There are two effects working against each other here. The poor heat capacity means that it will cool rapidly because it can’t hold much heat. Think about a chocolate chip cookie out of the oven. You can eat the now cooked “dough” without too much pain because it has low heat-capacity, but once you bite into a “chip” and hear your tongue sizzling, you’ve now just experienced “high” heat capacity. Conversely, it will take for the chip to cool down to the same temperature as the dough, because the thermal conductivity of the cookie “dough” isn’t all that great. Same with a Shuttle Tile, but without the chocolate chips. Once the Shuttle lands, I’ve been told, the inner surfaces of Space Shuttle actually rise a few degrees on the ground after landing, because the re-entry thermal pulse is finally migrated all the way through.
*You didn’t grab the middle of the tile, it was still freaking hot.
I saw a demo showing how the shuttle tiles were cut to shape. One of the things done on the video was to heat the tile in a furnace at an extremely high temperature for a long time (16h IIRC) – long enough to equilibriate.
When removed from the furnace the tile had a soft orange glow. Within 60 seconds the corners and edges looked white and the tile could be picked up with bare fingers. The temperature inside was still freakishly hot. Just due to the poor thermal conductivity that heat had a difficult time escaping. Like any hot object with a high thermal conductivity, a very steep thermal gradient was achieved – there existed a huge temperature difference between two points only millimetres apart. The net result is that you had a lot of heat energy trapped inside the tile. That heat energy took its time to conduct to the edge. The edge wasn’t radiating heat quickly because the surface temperature was so low. This is the opposite of what you want in a radiating heater.
In addition, the total thermal capacity of the tile is pretty small. This is for two reasons.
The material has a low heat capacity. That is, a small number of Joules of energy per kg of material per degree of temperature.
The material is not dense. This means that the mass is low. Energy contained is proportional to mass and so there isn’t a whole lot there.
If you want a material that can absorb heat energy and radiate it off in a tent, then you could do a lot worse than a hot billy of water.
Water has a heat capacity much greater than metals and roughly 10 times greater than rocks.
The rate of heat transfer can be controlled through stirring and transfer to different shaped vessels to control the surface area.

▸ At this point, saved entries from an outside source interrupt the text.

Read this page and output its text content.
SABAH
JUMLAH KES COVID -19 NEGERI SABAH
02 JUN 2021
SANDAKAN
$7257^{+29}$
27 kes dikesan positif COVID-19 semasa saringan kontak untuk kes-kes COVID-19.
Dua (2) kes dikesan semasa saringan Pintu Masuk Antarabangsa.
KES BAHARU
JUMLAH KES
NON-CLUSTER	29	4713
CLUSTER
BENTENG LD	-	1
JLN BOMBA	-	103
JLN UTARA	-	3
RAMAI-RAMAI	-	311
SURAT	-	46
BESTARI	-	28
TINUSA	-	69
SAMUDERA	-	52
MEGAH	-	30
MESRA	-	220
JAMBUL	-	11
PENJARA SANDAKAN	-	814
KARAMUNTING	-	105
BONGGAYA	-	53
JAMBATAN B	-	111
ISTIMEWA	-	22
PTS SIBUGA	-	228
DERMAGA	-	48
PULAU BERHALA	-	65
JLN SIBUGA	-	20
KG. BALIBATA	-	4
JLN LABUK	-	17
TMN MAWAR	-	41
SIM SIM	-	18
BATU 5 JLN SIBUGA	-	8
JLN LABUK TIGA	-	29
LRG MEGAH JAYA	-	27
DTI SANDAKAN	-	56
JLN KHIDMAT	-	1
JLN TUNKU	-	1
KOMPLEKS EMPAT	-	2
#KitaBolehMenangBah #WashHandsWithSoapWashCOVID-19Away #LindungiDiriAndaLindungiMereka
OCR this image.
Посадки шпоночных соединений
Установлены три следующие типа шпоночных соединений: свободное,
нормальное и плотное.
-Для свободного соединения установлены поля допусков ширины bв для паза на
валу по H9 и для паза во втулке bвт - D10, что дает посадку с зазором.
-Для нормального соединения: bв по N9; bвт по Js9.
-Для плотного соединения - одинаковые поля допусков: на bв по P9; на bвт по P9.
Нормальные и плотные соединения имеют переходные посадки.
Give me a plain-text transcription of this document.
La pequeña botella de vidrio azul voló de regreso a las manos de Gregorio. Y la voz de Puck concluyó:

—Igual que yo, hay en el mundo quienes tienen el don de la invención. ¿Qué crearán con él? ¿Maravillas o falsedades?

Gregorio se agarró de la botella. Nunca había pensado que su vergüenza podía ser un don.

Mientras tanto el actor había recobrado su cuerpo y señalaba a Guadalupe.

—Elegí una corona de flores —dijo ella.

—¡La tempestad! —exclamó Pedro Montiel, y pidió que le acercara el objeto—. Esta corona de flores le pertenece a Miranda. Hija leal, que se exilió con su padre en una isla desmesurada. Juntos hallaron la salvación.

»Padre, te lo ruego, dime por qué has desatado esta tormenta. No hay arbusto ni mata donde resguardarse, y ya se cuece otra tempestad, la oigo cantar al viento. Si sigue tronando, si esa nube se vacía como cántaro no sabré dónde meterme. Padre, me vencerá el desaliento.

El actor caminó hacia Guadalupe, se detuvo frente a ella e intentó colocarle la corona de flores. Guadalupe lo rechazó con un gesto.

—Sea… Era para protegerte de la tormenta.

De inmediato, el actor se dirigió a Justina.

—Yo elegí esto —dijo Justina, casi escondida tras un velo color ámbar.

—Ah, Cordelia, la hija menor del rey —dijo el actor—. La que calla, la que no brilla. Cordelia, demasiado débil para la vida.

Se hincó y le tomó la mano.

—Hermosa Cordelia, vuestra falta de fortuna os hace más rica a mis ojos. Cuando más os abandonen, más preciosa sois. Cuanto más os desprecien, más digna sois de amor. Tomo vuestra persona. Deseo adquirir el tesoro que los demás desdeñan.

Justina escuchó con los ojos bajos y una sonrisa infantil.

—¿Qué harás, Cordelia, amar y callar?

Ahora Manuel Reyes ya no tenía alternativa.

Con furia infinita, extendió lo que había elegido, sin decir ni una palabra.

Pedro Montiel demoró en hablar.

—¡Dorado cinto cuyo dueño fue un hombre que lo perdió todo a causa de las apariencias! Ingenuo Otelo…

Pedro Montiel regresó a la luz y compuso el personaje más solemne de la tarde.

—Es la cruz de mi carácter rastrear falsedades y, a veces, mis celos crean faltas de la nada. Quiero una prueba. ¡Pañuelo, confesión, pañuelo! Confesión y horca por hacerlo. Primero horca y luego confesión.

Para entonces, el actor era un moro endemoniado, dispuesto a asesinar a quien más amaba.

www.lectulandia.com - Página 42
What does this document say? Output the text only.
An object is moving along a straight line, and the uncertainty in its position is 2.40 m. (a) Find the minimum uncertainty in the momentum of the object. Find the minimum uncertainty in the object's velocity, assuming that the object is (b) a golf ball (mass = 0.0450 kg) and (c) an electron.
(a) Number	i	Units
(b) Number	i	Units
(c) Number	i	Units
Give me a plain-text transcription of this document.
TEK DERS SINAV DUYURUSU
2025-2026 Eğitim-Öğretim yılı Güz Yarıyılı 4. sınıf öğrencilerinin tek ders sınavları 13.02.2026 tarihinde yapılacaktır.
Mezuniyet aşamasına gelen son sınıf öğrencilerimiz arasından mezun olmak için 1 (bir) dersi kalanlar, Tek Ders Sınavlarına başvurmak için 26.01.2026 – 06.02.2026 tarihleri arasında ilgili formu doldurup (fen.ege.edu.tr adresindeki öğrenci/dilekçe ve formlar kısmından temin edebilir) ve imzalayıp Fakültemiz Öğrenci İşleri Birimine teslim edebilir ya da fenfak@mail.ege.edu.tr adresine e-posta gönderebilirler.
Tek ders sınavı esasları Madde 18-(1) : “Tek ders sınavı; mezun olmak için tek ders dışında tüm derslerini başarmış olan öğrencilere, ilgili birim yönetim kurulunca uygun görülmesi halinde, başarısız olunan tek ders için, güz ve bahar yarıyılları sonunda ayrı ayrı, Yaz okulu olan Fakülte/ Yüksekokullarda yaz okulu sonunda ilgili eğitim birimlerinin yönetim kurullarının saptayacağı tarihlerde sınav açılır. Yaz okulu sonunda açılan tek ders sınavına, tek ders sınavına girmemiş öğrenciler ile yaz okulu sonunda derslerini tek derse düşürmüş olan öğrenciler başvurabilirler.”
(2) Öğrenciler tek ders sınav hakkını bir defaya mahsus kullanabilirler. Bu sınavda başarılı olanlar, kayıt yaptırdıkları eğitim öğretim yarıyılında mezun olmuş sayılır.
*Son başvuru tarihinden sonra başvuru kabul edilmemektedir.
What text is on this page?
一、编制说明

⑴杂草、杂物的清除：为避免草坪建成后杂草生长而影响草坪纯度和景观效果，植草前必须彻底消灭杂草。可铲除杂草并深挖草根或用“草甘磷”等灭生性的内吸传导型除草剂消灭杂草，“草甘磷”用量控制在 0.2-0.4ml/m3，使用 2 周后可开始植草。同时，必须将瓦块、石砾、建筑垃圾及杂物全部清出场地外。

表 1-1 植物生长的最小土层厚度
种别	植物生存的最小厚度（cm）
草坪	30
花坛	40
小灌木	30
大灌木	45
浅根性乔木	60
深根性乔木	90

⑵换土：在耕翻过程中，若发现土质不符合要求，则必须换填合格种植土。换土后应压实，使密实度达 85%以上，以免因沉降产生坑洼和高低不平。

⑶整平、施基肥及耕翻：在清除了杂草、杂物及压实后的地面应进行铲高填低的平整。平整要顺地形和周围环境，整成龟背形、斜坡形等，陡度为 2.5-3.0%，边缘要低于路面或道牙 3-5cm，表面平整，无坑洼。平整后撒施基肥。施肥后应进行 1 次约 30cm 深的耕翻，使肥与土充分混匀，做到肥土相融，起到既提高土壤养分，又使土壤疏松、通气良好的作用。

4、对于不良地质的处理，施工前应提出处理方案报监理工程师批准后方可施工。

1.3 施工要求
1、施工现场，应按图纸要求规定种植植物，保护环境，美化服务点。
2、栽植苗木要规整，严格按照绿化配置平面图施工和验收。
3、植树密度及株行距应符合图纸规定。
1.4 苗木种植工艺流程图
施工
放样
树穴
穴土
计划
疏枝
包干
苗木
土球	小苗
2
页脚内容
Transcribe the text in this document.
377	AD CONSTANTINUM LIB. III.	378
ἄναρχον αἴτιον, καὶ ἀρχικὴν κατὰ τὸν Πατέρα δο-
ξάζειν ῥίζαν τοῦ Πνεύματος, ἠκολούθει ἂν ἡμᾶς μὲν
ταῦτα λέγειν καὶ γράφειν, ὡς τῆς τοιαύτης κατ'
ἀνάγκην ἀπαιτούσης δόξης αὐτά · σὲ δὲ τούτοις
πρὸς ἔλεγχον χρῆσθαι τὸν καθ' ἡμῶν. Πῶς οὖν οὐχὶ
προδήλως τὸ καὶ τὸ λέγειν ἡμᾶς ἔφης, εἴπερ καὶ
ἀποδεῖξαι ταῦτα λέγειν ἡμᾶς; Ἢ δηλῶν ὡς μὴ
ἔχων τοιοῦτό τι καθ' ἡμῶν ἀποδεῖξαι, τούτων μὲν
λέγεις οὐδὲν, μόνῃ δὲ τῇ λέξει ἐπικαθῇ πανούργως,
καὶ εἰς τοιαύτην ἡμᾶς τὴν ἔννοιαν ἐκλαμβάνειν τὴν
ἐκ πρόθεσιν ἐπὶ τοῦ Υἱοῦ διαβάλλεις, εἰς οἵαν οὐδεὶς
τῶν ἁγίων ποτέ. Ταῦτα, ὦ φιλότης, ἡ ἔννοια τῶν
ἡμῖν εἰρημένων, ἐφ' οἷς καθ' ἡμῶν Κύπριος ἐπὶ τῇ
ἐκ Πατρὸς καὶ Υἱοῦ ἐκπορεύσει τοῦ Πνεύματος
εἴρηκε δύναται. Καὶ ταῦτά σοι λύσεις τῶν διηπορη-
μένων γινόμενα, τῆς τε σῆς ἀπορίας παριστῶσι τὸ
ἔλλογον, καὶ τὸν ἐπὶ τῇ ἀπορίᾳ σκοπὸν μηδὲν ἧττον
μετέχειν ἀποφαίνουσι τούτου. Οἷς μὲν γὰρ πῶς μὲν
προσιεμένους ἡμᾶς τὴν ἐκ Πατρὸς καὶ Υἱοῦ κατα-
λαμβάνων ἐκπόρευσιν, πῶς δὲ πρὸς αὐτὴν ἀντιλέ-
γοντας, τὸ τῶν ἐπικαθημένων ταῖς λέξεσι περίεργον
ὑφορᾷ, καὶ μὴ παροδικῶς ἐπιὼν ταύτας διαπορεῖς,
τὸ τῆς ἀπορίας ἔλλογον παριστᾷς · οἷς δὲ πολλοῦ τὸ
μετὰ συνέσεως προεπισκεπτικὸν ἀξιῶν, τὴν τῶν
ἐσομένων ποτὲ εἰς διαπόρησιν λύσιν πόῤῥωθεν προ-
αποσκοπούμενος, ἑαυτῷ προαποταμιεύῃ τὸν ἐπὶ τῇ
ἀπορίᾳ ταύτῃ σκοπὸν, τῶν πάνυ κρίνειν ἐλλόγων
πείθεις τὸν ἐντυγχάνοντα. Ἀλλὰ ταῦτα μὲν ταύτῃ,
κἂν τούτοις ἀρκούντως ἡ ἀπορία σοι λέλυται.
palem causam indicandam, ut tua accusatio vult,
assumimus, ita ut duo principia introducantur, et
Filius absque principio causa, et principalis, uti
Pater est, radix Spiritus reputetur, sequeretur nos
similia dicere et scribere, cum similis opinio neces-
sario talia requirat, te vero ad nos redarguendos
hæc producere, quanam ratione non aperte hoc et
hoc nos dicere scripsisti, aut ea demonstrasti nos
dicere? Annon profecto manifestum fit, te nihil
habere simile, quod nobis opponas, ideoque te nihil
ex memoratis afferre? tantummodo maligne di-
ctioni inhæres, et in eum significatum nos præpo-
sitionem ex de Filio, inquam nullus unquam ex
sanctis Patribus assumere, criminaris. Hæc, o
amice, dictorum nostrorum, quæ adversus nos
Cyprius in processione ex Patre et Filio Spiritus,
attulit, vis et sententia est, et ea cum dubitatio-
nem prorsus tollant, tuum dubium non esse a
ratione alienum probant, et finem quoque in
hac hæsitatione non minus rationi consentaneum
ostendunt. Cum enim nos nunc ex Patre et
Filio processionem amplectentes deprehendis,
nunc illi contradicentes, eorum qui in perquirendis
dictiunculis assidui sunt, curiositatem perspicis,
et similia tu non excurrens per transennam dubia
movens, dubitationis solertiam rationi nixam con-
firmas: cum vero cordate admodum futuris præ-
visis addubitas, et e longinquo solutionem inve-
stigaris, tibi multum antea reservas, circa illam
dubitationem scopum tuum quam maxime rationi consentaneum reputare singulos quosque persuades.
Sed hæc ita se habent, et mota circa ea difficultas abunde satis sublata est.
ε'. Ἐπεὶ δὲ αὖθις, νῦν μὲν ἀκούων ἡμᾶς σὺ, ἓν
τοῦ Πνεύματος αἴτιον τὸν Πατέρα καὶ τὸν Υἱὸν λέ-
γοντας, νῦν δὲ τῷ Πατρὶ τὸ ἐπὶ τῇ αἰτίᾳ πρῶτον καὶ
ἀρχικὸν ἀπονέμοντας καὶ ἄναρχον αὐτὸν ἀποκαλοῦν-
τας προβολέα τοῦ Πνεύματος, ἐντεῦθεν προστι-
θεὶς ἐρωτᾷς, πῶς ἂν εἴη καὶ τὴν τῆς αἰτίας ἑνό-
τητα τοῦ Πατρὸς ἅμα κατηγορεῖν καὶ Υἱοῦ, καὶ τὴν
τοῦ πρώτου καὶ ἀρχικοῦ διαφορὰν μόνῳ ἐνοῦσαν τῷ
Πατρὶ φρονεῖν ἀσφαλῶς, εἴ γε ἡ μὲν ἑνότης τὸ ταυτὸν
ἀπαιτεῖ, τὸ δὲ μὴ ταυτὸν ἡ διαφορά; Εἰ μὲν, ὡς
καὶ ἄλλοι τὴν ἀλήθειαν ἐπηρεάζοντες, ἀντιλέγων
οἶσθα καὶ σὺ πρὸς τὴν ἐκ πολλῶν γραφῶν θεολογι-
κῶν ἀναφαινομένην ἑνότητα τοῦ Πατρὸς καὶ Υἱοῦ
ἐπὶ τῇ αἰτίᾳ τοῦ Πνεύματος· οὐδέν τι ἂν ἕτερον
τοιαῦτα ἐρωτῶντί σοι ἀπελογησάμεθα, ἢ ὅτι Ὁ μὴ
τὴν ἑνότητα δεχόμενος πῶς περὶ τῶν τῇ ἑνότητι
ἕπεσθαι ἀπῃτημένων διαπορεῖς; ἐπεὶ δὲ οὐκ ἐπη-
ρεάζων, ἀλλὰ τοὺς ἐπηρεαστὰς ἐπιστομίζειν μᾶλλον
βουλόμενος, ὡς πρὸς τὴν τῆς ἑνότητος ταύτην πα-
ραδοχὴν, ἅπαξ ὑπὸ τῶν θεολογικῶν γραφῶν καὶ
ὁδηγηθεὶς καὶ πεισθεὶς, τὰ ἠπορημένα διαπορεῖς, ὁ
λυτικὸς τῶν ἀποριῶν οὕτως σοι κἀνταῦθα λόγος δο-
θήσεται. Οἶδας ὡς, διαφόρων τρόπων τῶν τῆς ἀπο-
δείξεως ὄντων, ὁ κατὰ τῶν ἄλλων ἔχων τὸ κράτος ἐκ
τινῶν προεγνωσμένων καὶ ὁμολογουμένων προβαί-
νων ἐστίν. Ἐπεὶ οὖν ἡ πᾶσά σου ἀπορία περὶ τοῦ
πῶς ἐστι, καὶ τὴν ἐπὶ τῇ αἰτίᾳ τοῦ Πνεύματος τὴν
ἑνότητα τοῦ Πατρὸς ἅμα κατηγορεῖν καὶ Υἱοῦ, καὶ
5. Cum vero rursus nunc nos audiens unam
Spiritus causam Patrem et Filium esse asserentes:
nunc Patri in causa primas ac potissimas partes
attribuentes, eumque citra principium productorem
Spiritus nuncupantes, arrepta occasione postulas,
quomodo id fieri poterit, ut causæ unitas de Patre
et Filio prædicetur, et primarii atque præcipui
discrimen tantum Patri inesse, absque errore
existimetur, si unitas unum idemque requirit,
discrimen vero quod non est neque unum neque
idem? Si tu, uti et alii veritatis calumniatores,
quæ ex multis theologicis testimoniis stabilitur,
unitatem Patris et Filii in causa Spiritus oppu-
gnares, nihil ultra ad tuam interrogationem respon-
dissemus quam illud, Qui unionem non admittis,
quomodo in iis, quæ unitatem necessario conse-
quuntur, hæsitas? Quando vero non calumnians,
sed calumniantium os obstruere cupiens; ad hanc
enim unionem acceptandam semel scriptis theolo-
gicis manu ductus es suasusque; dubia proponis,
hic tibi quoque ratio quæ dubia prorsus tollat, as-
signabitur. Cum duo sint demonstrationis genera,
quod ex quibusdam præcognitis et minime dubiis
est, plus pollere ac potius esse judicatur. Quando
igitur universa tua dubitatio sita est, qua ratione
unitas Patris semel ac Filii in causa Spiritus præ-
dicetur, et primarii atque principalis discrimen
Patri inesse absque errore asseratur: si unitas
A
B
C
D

You are limited to a ceiling of 100°C for water and so your temperature differential is not going to be the same as a 400° rock. This limits the radiant energy output. However there is an advantage to this from a safety and handling point of view. I am not sure I want anything that hot in my tent.
You don’t need to cart the water around with you from one location to another. It can be sourced from your campsite. I haven’t had the same experience with shuttle tiles.
So, in short, you probably want to go low-tech not high tech on this one. A hot water bottle would be better for your purpose than a shuttle tile.
Come to think of it, if you’re camping, you can probably just get a few solar showers and wrap them in your sleeping bags, packs, or clothes. They’re lightweight and cheap. Fill them up with water, let them sit in the sun, and at night you can carry them into your tent and they’ll slowly release their heat over the next few hours if you insulate them well with your gear.
In the Army we would take a 32 gal trash can with an immersion heater and fill with sand. Then top off with water. Light the heater and boil off the water. The hot sand would stay hot for hours. With no need for a fire guard. You could try a #10 can of fine sand and boil off water. It should stay hot for an hour or so.